A few years back, I was called by a friend to advise his bosses on providing live streaming. This was back in the early 2000s, so it wasn't as easy as it is now. I'd had some experience through researching it, and advising my own employer.
As part of the project, I'd been asked to put together a demo.
So, I met my friend at his office one hot Saturday morning. Made slightly worse by the fact that not only was I wearing a heavy suit (don't usually wear a suit for work), but I'd also been out for quite a heavy drinking session with the very same friend the night before, so we both had hangovers.
I turned up at his office, and he let me in. We went to the server room so I could work. The Air Con had failed. Not sure what the temperature was because the maximum reading on the Thermometer on the wall was 40 Celsius. The mercury just reached the top of the tube, quite a bit above the 40 degrees level. It was hot enough that half the servers in the server room had overheated and turned off. We couldn't restart the Air Con, so we went around the building, opening every window we could find and getting every fan we could find. We wedged the door to the server room open, and just pointed all the fans at the door, turning every one on.
As the room was far too hot for humans (even walking in there resulted in being sweaty), and too hot for the servers, we explained to the security guard what we had done, then went for a full irish breakfast at the local O' Neills, all on expenses.
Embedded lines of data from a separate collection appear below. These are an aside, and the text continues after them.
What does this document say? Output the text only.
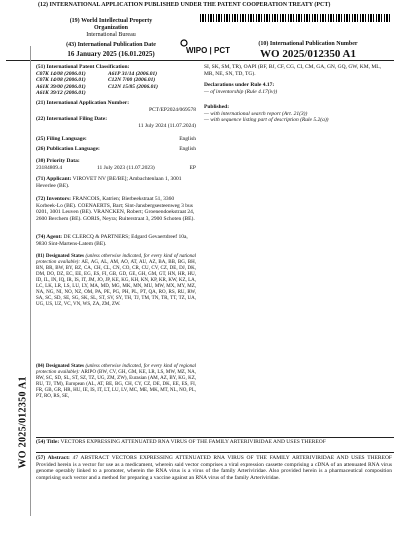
(12) INTERNATIONAL APPLICATION PUBLISHED UNDER THE PATENT COOPERATION TREATY (PCT)
(19) World Intellectual Property
Organization
International Bureau
(43) International Publication Date
16 January 2025 (16.01.2025)	WIPO | PCT
(10) International Publication Number
WO 2025/012350 A1
WO 2025/012350 A1
(51) International Patent Classification:
C07K 14/08 (2006.01)	A61P 31/14 (2006.01)
C07K 14/08 (2006.01)	C12N 7/00 (2006.01)
A61K 39/00 (2006.01)	C12N 15/85 (2006.01)
A61K 39/12 (2006.01)
(21) International Application Number:
PCT/EP2024/069578
(22) International Filing Date:
11 July 2024 (11.07.2024)
(25) Filing Language:	English
(26) Publication Language:	English
(30) Priority Data:
23184809.4	11 July 2023 (11.07.2023)	EP
(71) Applicant: VIROVET NV [BE/BE]; Ambachtenlaan 1, 3001 Heverlee (BE).
(72) Inventors: FRANCOIS, Katrien; Bierbeekstraat 51, 3360 Korbeek-Lo (BE). COENAERTS, Bart; Sint-Jansbergsesteenweg 3 bus 0201, 3001 Leuven (BE). VRANCKEN, Robert; Groenendoekstraat 24, 2600 Berchem (BE). GORIS, Neyra; Ruiterstraat 3, 2900 Schoten (BE).
(74) Agent: DE CLERCQ & PARTNERS; Edgard Gevaertdreef 10a, 9830 Sint-Martens-Latem (BE).
(81) Designated States (unless otherwise indicated, for every kind of national protection available): AE, AG, AL, AM, AO, AT, AU, AZ, BA, BB, BG, BH, BN, BR, BW, BY, BZ, CA, CH, CL, CN, CO, CR, CU, CV, CZ, DE, DJ, DK, DM, DO, DZ, EC, EE, EG, ES, FI, GB, GD, GE, GH, GM, GT, HN, HR, HU, ID, IL, IN, IQ, IR, IS, IT, JM, JO, JP, KE, KG, KH, KN, KP, KR, KW, KZ, LA, LC, LK, LR, LS, LU, LY, MA, MD, MG, MK, MN, MU, MW, MX, MY, MZ, NA, NG, NI, NO, NZ, OM, PA, PE, PG, PH, PL, PT, QA, RO, RS, RU, RW, SA, SC, SD, SE, SG, SK, SL, ST, SV, SY, TH, TJ, TM, TN, TR, TT, TZ, UA, UG, US, UZ, VC, VN, WS, ZA, ZM, ZW.
(84) Designated States (unless otherwise indicated, for every kind of regional protection available): ARIPO (BW, CV, GH, GM, KE, LR, LS, MW, MZ, NA, RW, SC, SD, SL, ST, SZ, TZ, UG, ZM, ZW), Eurasian (AM, AZ, BY, KG, KZ, RU, TJ, TM), European (AL, AT, BE, BG, CH, CY, CZ, DE, DK, EE, ES, FI, FR, GB, GR, HR, HU, IE, IS, IT, LT, LU, LV, MC, ME, MK, MT, NL, NO, PL, PT, RO, RS, SE,
SI, SK, SM, TR), OAPI (BF, BJ, CF, CG, CI, CM, GA, GN, GQ, GW, KM, ML, MR, NE, SN, TD, TG).
Declarations under Rule 4.17:
— of inventorship (Rule 4.17(iv))
Published:
— with international search report (Art. 21(3))
— with sequence listing part of description (Rule 5.2(a))
(54) Title: VECTORS EXPRESSING ATTENUATED RNA VIRUS OF THE FAMILY ARTERIVIRIDAE AND USES THEREOF
(57) Abstract: 47 ABSTRACT VECTORS EXPRESSING ATTENUATED RNA VIRUS OF THE FAMILY ARTERIVIRIDAE AND USES THEREOF Provided herein is a vector for use as a medicament, wherein said vector comprises a viral expression cassette comprising a cDNA of an attenuated RNA virus genome operably linked to a promoter, wherein the RNA virus is a virus of the family Arteriviridae. Also provided herein is a pharmaceutical composition comprising such vector and a method for preparing a vaccine against an RNA virus of the family Arteriviridae.
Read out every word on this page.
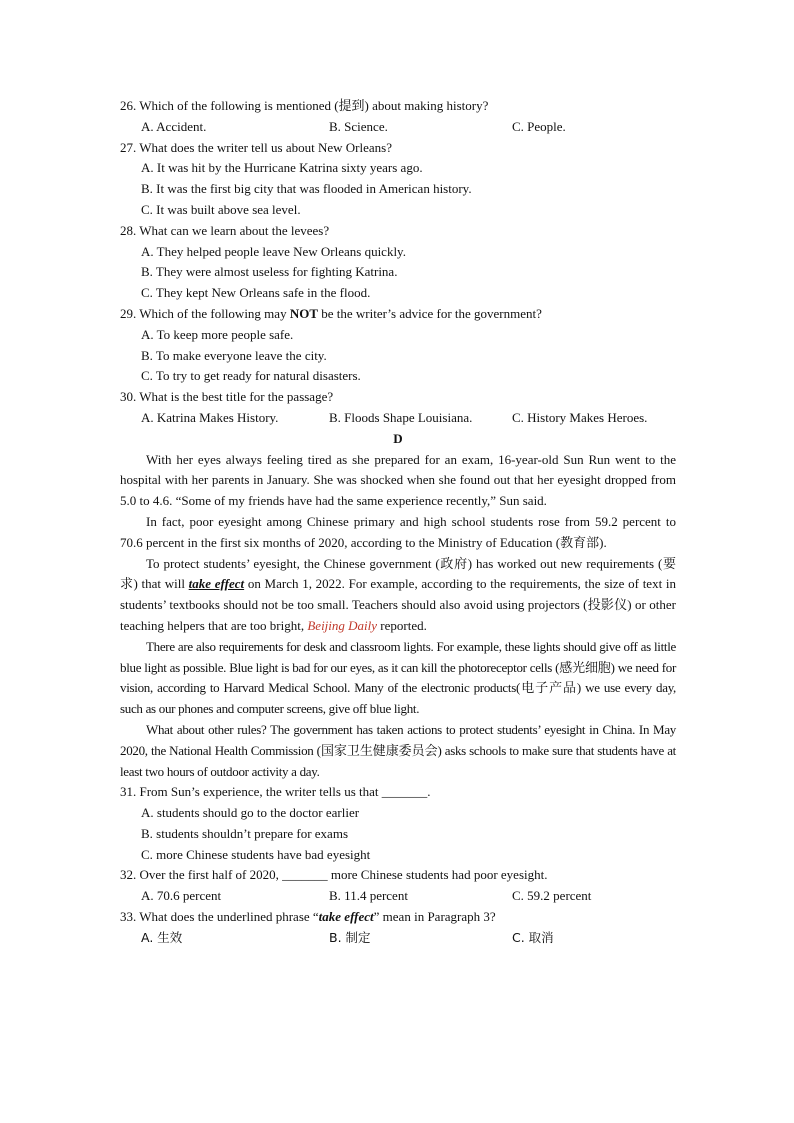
26. Which of the following is mentioned (提到) about making history?
A. Accident.	B. Science.	C. People.
27. What does the writer tell us about New Orleans?
A. It was hit by the Hurricane Katrina sixty years ago.
B. It was the first big city that was flooded in American history.
C. It was built above sea level.
28. What can we learn about the levees?
A. They helped people leave New Orleans quickly.
B. They were almost useless for fighting Katrina.
C. They kept New Orleans safe in the flood.
29. Which of the following may NOT be the writer’s advice for the government?
A. To keep more people safe.
B. To make everyone leave the city.
C. To try to get ready for natural disasters.
30. What is the best title for the passage?
A. Katrina Makes History.	B. Floods Shape Louisiana.	C. History Makes Heroes.
D

With her eyes always feeling tired as she prepared for an exam, 16-year-old Sun Run went to the hospital with her parents in January. She was shocked when she found out that her eyesight dropped from 5.0 to 4.6. “Some of my friends have had the same experience recently,” Sun said.

In fact, poor eyesight among Chinese primary and high school students rose from 59.2 percent to 70.6 percent in the first six months of 2020, according to the Ministry of Education (教育部).

To protect students’ eyesight, the Chinese government (政府) has worked out new requirements (要求) that will take effect on March 1, 2022. For example, according to the requirements, the size of text in students’ textbooks should not be too small. Teachers should also avoid using projectors (投影仪) or other teaching helpers that are too bright, Beijing Daily reported.

There are also requirements for desk and classroom lights. For example, these lights should give off as little blue light as possible. Blue light is bad for our eyes, as it can kill the photoreceptor cells (感光细胞) we need for vision, according to Harvard Medical School. Many of the electronic products(电子产品) we use every day, such as our phones and computer screens, give off blue light.

What about other rules? The government has taken actions to protect students’ eyesight in China. In May 2020, the National Health Commission (国家卫生健康委员会) asks schools to make sure that students have at least two hours of outdoor activity a day.

31. From Sun’s experience, the writer tells us that _______.
A. students should go to the doctor earlier
B. students shouldn’t prepare for exams
C. more Chinese students have bad eyesight
32. Over the first half of 2020, _______ more Chinese students had poor eyesight.
A. 70.6 percent	B. 11.4 percent	C. 59.2 percent
33. What does the underlined phrase “take effect” mean in Paragraph 3?
A. 生效	B. 制定	C. 取消
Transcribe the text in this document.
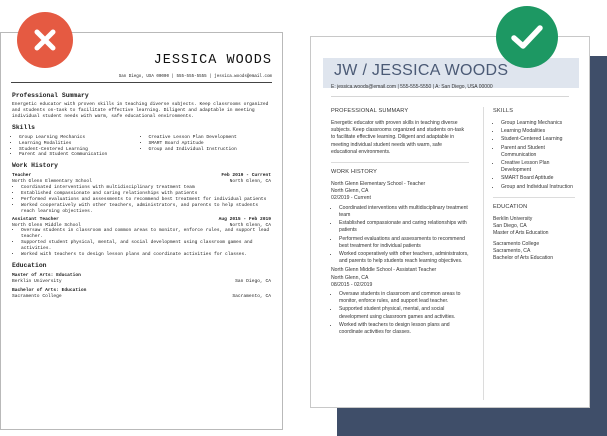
JESSICA WOODS
San Diego, USA 00000 | 555-555-5555 | jessica.woods@email.com
Professional Summary

Energetic educator with proven skills in teaching diverse subjects. Keep classrooms organized and students on-task to facilitate effective learning. Diligent and adaptable in meeting individual student needs with warm, safe educational environments.

Skills
• Group Learning Mechanics
• Learning Modalities
• Student-Centered Learning
• Parent and Student Communication
• Creative Lesson Plan Development
• SMART Board Aptitude
• Group and Individual Instruction
Work History
Teacher	Feb 2019 - Current
North Glenn Elementary School	North Glenn, CA
• Coordinated interventions with multidisciplinary treatment team
• Established compassionate and caring relationships with patients
• Performed evaluations and assessments to recommend best treatment for individual patients
• Worked cooperatively with other teachers, administrators, and parents to help students reach learning objectives.
Assistant Teacher	Aug 2015 - Feb 2019
North Glenn Middle School	North Glenn, CA
• Oversaw students in classroom and common areas to monitor, enforce rules, and support lead teacher.
• Supported student physical, mental, and social development using classroom games and activities.
• Worked with teachers to design lesson plans and coordinate activities for classes.
Education
Master of Arts: Education
Berklin University	San Diego, CA
Bachelor of Arts: Education
Sacramento College	Sacramento, CA
JW / JESSICA WOODS
E: jessica.woods@email.com | 555-555-5550 | A: San Diego, USA 00000
PROFESSIONAL SUMMARY

Energetic educator with proven skills in teaching diverse subjects. Keep classrooms organized and students on-task to facilitate effective learning. Diligent and adaptable in meeting individual student needs with warm, safe educational environments.

WORK HISTORY

North Glenn Elementary School - Teacher

North Glenn, CA

02/2019 - Current

• Coordinated interventions with multidisciplinary treatment team
• Established compassionate and caring relationships with patients
• Performed evaluations and assessments to recommend best treatment for individual patients
• Worked cooperatively with other teachers, administrators, and parents to help students reach learning objectives.

North Glenn Middle School - Assistant Teacher

North Glenn, CA

08/2015 - 02/2019

• Oversaw students in classroom and common areas to monitor, enforce rules, and support lead teacher.
• Supported student physical, mental, and social development using classroom games and activities.
• Worked with teachers to design lesson plans and coordinate activities for classes.
SKILLS
• Group Learning Mechanics
• Learning Modalities
• Student-Centered Learning
• Parent and Student Communication
• Creative Lesson Plan Development
• SMART Board Aptitude
• Group and Individual Instruction
EDUCATION

Berklin University

San Diego, CA

Master of Arts Education

Sacramento College

Sacramento, CA

Bachelor of Arts Education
No alcohol though, we both needed clear heads.
After about an hour, the temperature was still well above 40 degrees, but had decreased enough that we could start to bring the servers back online. My friend logged an emergency call with the Air Conditioning engineer, but they clearly have a different definition of Emergency, and had no engineers available for a couple of days.
So, with the servers back online and running (if a little too hot for comfort), I was able to set up a demonstration system that merely took the output of a local TV station and streamed it on their local network.
My friend demonstrated this to his bosses the next week. While they were happy with what they saw, they had concerns with the delay between the broadcast and the stream. They ran a small Auction TV channel, so as far as they were concerned, any millisecond of delay was a potential lost sale. I tried to explain that those milliseconds were unavoidable latency in streaming (after all, it takes a finite amount of time to receive the signal, then encode and stream it), but ultimately they decided not to go ahead due to the latency.
Actually, ultimately, they went bankrupt, but that's by the by. I still got paid for a day's consultancy, and the resulting pay bought me a very nice monitor that I'd otherwise have been unable to afford, so I was happy, if extremely sweaty when I finished.